‘Pre-Nups’ or Binding Financial Agreements: Out of favour for property settlement?
A Binding Financial Agreement (BFA) is the Australian term for the type of agreement frequently known as a ‘pre-nup’ or pre-nuptial agreement.
Parties who wish to make plans for their division of property at the end of a relationship may look to make a BFA at the start of the relationship. However, there are several reasons why this decision may not be suitable.
BFA’s must be compared against the other type of agreement which is used to settle division of property, ‘Consent Orders’ which are filed with the Court and have very strict requirements for their preparation and execution. BFA’s, comparatively, do not need to be submitted to the Court, which can mean that they are simpler and cheaper to prepare. However, BFAs are considerably more fallible. There are a number of circumstances in which a BFA can fail to operate completely or be set aside:
The BFA wasn’t binding to begin with
If a BFA was not validly created, or not lawfully entered into, then it logically cannot be enforced. If the BFA is not compliant with the relevant legislation, primarily the Family Law Act 1975 (Cth), then it may (likely) not be binding. There are several requirements for a BFA to be valid, including that both parties must sign and also provide a certificate from a legal practitioner stating that they received independent legal advice.
The BFA ought to be set aside
There are a number of reasons a validly-executed BFA might be set aside. This article does not aim to be conclusive, but some of the more common reasons include:
- The BFA was obtained fraudulently. For example, a party might have (accidentally or deliberately) misrepresented their financial position or not disclosed certain assets or liabilities;
- The BFA was entered into to attempt to defraud a creditor (say by transferring property or assets to a spouse to attempt to put those assets out of reach of a trustee in bankruptcy);
- The BFA was obtained under duress, undue influence or due to unconscionable conduct. A BFA can be set aside where one party threatened the other into signing it, or where one party has otherwise taken unfairly advantage of the other due to reasons including (but not limited to) language barriers, difference in literacy or education, intoxication, disability or other impairments.

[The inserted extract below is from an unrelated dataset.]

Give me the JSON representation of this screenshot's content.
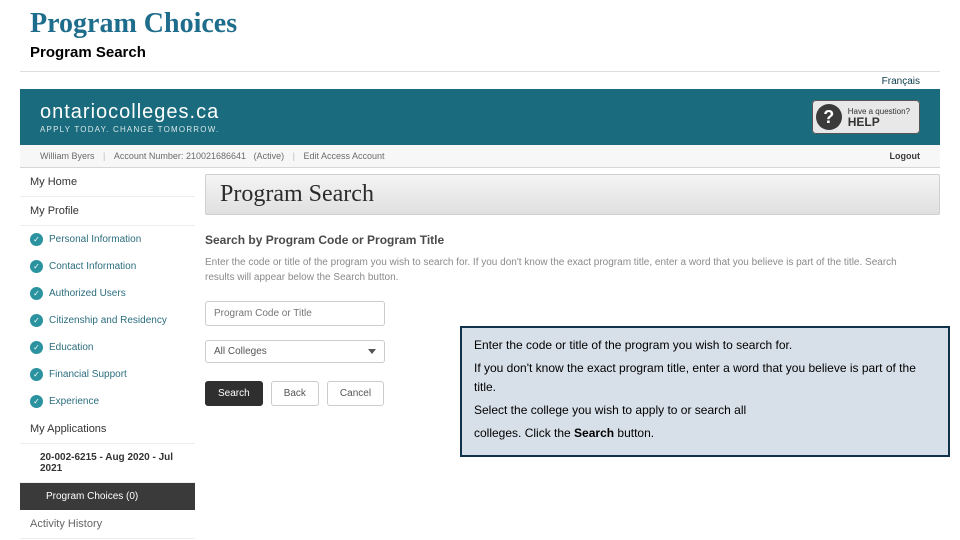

- The BFA is poorly-drafted, ambiguous, or incomplete in such a way that it is impractical for the parties to understand it or carry it out.
A BFA may even be set aside simply on the grounds that it is impractical to carry out, or if the circumstances of the parties have changed significantly since the making of the BFA – for example, if one party has sole care of the children of a relationship whereas previously care of the children was split. A BFA may also be set aside if one party is in significant financial hardship.
The Courts have an overarching discretion to set aside a BFA if it is ‘just and equitable’ to do so having regard to all the circumstances surrounding the relationship and the making of the BFA.
All of the above does not mean that BFA’s are an ineffective tool. However, for the purposes of property settlement, it is important to be aware of the above information and the situations in which a BFA may be set aside. A BFA that was otherwise validly executed and fair and reasonable which was entered into at the start of a long marriage may no longer be fair and reasonable to enforce at the end of a marriage – which is quite frequently the case if children have been born during the course of the marriage.
Of note is that BFAs cannot be ‘updated’. To change a BFA, it must first be terminated and then a new BFA entered into.